Edit: One of my bigger fears is that I should have used a non-linear model to show the relationship. I feel that forcing both the dependent and independent variable to cooperate in a this linear regression is misleading in some way.

• It's absolutely meaningful. Look at the definition of the elasticity. You basically have information on the direction of the relationship between Wages and PropertyTaxReturns. Moreover, you have an estimated measure of that relationship. Since it is Log-Log, the wages will change by B1 percents per one percent change of the property tax return. You could do a time series analysis of that to confirm it. Actually, just graphing wages and property tax return over time would be enough to see what is the relationship. Thats a basic way that does not account for hidden variables and etc. – Koba Nov 18 '14 at 22:41
• @Koba Thanks for commenting so quickly. Isn't the problem though that elasticity changes along the curve? My biggest regret is that I may have forced the model to be linear, forcing the elasticity to be pretty stable. Thinking back, it might have actually been better to have a non-linear model to reflect this skew that I was talking about. – rosenjcb Nov 18 '14 at 22:46
• There is nothing wrong in transforming the variables using log, square root, reciprocals, or other methods. You are not forcing anything. You use the transformations to find the linear relationship between the variables. Sometimes it easy like you just use y=b0+b1*x. Other times variables are linearly related in more complicated way like for example log(y)=b0+b1*(1/x). The last function might give you a good linear relationship, but it is harder to interpret, so the less transformation you can use the better. – Koba Nov 18 '14 at 22:57
• The log-log function is pretty straightforward log(y)=b0+b1*log(x). B1 is precisely the percent change in y per one percent change in x in your cross-section analysis. Again, if you have this data for a certain period of time you can just graph it to see the relationship. – Koba Nov 18 '14 at 22:58
• I've logged variables before and done other transformations for my regression models. I was just worried that elasticity gave a pretense of meeting. Though, thinking back, the model was linear, it just had the problem of having dependent and independent variables with skewed distributions. – rosenjcb Nov 18 '14 at 23:00

The answer to the question is yes, it is indeed meaningful (at least mathematically speaking). If you estimate the linear equation

$$W = \beta_0 + \beta_1 PTR,$$

then $\beta_1=\frac{\partial W }{\partial PTR}$, meaning that $\beta_1$ represents the marginal change of $PTR$ over $W$. Now, if you estimate

$$log(W) = \beta_0 + \beta_1 log(PTR),$$

then $\beta_1=\frac{\partial W}{\partial PTR}\cdot\frac{PTR}{W}$, which is the very definition of elasticity.
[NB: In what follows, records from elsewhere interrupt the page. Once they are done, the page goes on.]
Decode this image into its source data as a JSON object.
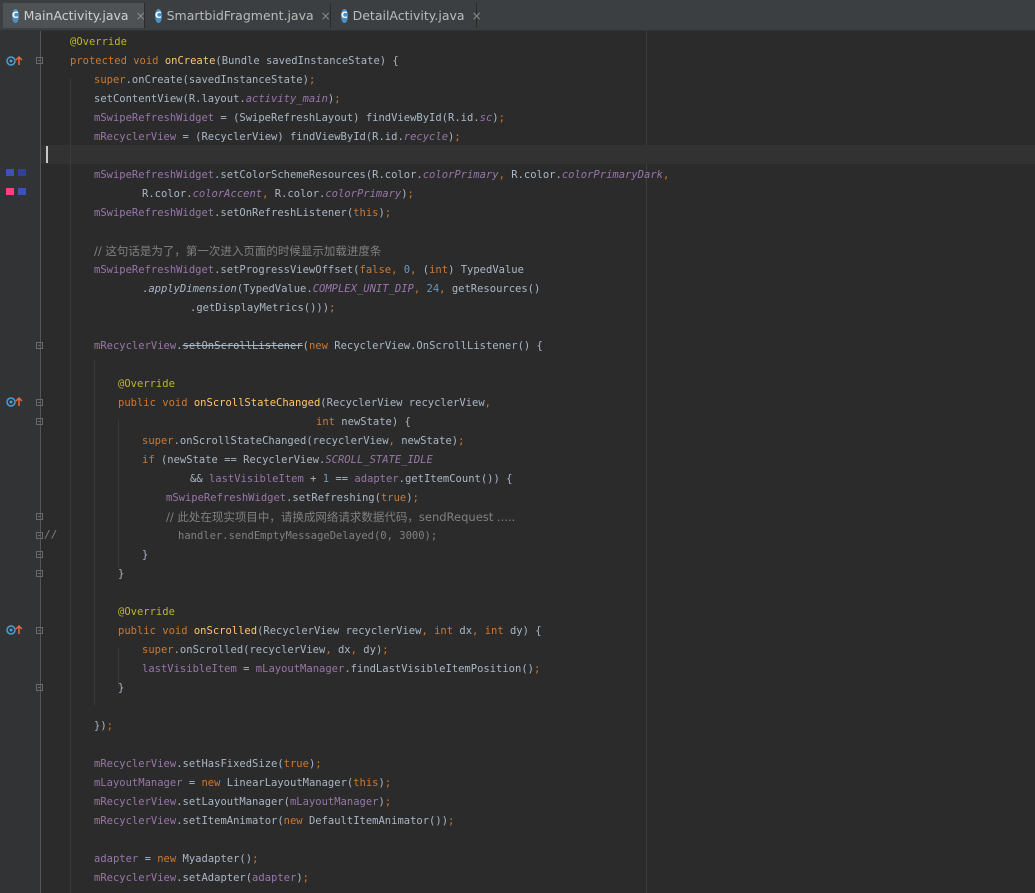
{
  "tabs": [
    {
      "label": "MainActivity.java",
      "icon": "C",
      "active": true
    },
    {
      "label": "SmartbidFragment.java",
      "icon": "C",
      "active": false
    },
    {
      "label": "DetailActivity.java",
      "icon": "C",
      "active": false
    }
  ],
  "gutter": {
    "comment_marker": "//",
    "swatches": {
      "colorPrimary": "#3f51b5",
      "colorPrimaryDark": "#303f9f",
      "colorAccent": "#ff4081"
    }
  },
  "code": {
    "chinese_comment_1": "// 这句话是为了，第一次进入页面的时候显示加载进度条",
    "chinese_comment_2": "// 此处在现实项目中，请换成网络请求数据代码，sendRequest .....",
    "commented_handler_line": "handler.sendEmptyMessageDelayed(0, 3000);"
  },
  "colors": {
    "background": "#2b2b2b",
    "keyword": "#cc7832",
    "annotation": "#bbb529",
    "field": "#9876aa",
    "method_decl": "#ffc66d",
    "number": "#6897bb",
    "comment": "#808080",
    "text": "#a9b7c6"
  }
}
Generally speaking, linear transformations only affect the interpretation given to the coefficients, but the validity of the regression itself (in broad economic terms) is given by the model's assumptions and the economic phenomena being analyzed.

Like people have said in the comments, log-log is commonly used. It amounts to estimating a constant elasticity model $Y = \alpha X^\beta$, which is a commonly used functional form within economics. Once you take logs, this becomes $\ln Y = \ln \alpha + \beta \ln X$. You can read more about this here.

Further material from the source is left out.